Cabrera's batting average is .321, with 361 HRs, 1,243 RBI and a .969 OPS.

So, as much damage as Cabrera is doing the last two seasons, it isn't something we haven't seen ever in baseball.

Yes, his Triple Crown in 2012 was the first in baseball since 1967. Cabrera breaking a 45-year drought got people more aware of his talent nationally.

For sure, opponents can't deny what Cabrera, who entered Thursday batting .3?? with 40 HRs and 120 RBI, has done this season.

The most impressive thing Cabrera has done was hit two homers off Mariano Rivera, the greatest closer of all-time, in two at-bats in the ninth inning recently in New York. The first, a two-run shot with two outs, to tie the game. The second, a solo shot, started a two-run rally to tie that game as well.

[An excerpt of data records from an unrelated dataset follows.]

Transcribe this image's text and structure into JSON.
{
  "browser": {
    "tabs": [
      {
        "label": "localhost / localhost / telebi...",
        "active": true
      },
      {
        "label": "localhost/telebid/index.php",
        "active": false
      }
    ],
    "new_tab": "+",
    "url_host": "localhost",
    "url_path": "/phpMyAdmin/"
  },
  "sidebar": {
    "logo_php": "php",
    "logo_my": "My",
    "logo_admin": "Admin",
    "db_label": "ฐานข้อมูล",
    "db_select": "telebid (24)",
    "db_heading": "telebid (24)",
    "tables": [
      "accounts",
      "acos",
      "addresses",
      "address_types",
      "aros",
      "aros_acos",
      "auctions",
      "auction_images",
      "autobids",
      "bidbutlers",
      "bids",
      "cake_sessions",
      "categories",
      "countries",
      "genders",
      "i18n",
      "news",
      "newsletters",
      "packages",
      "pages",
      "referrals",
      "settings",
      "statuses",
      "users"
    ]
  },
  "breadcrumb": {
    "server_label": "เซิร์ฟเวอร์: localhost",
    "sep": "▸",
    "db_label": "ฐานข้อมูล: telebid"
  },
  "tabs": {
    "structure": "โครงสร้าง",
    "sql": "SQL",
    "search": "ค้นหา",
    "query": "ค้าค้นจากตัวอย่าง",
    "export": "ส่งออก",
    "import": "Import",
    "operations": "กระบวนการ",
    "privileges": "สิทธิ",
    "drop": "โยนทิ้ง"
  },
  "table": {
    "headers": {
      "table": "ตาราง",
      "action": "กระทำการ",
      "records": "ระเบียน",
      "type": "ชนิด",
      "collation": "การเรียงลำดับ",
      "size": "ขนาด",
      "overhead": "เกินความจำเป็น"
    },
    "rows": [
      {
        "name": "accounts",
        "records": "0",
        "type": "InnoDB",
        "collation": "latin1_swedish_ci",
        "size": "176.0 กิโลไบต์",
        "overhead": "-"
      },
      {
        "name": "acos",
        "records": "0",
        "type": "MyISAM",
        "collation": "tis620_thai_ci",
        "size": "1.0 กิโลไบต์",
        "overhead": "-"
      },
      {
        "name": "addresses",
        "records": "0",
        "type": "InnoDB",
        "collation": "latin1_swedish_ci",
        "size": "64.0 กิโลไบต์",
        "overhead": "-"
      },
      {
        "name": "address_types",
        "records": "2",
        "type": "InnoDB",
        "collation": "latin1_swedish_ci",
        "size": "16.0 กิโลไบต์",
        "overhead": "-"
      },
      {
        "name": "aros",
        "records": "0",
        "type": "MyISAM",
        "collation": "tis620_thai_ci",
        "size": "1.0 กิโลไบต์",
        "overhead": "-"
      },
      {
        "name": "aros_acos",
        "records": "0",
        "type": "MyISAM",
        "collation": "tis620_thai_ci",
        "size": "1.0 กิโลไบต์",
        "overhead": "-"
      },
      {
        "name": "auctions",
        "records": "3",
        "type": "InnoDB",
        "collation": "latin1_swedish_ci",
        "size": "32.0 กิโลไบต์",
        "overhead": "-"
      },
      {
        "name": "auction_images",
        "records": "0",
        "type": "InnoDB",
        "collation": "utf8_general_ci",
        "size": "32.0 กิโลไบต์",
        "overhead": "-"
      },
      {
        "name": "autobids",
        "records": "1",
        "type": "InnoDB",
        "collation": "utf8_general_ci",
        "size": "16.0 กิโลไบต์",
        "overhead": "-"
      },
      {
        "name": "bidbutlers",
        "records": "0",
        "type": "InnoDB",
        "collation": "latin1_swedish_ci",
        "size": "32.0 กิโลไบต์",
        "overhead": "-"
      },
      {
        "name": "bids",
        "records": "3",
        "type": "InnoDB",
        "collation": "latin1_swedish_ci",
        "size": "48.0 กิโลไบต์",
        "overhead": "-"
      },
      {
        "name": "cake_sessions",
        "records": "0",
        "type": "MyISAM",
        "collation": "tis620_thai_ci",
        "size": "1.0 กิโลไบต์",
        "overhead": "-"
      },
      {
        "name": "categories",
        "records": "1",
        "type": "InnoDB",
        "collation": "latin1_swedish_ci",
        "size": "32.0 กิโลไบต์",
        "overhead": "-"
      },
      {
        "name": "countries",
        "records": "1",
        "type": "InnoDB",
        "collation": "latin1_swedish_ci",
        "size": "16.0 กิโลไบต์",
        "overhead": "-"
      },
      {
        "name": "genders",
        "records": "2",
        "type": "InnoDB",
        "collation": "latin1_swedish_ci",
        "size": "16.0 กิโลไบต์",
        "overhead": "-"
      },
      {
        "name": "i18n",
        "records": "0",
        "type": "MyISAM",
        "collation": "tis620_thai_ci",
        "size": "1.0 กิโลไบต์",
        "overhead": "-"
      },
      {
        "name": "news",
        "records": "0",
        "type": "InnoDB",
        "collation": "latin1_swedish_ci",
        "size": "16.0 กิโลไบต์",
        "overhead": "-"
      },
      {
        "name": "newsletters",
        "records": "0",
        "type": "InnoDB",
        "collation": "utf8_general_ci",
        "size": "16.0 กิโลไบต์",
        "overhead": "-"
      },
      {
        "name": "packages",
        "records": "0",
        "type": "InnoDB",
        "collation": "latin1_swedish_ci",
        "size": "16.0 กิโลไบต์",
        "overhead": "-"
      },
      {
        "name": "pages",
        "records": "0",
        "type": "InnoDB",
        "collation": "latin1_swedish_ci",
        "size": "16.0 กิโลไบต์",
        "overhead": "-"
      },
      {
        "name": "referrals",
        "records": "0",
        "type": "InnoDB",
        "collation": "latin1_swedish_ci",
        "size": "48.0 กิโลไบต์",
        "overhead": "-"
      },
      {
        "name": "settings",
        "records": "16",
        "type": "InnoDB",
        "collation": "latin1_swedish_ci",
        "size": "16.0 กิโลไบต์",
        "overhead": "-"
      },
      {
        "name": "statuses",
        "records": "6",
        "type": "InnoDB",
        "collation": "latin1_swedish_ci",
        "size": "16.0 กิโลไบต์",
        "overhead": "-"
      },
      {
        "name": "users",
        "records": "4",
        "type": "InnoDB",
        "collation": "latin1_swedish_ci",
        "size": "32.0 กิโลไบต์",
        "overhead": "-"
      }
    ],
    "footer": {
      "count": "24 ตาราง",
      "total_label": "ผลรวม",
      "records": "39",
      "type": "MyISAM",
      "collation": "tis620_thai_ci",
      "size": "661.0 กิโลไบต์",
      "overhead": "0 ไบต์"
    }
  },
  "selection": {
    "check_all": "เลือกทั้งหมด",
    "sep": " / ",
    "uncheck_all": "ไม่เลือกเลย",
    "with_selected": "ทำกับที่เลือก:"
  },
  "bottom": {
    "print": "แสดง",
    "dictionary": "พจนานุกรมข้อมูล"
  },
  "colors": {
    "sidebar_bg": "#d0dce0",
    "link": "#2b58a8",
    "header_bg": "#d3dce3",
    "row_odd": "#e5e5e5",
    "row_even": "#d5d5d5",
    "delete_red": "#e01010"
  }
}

Still, this greatest-ever debate won't truly be settled until all these great players stats are final and people can really compare.

"If you don't have him in the conversation, something's wrong with you or you didn't play baseball," Torii Hunter said. "You can look at his stats right now.

"If he keeps this up for the next couple of years, he's going to be the best right-handed hitter ever."

Until further notice, however, Aaron is still the best.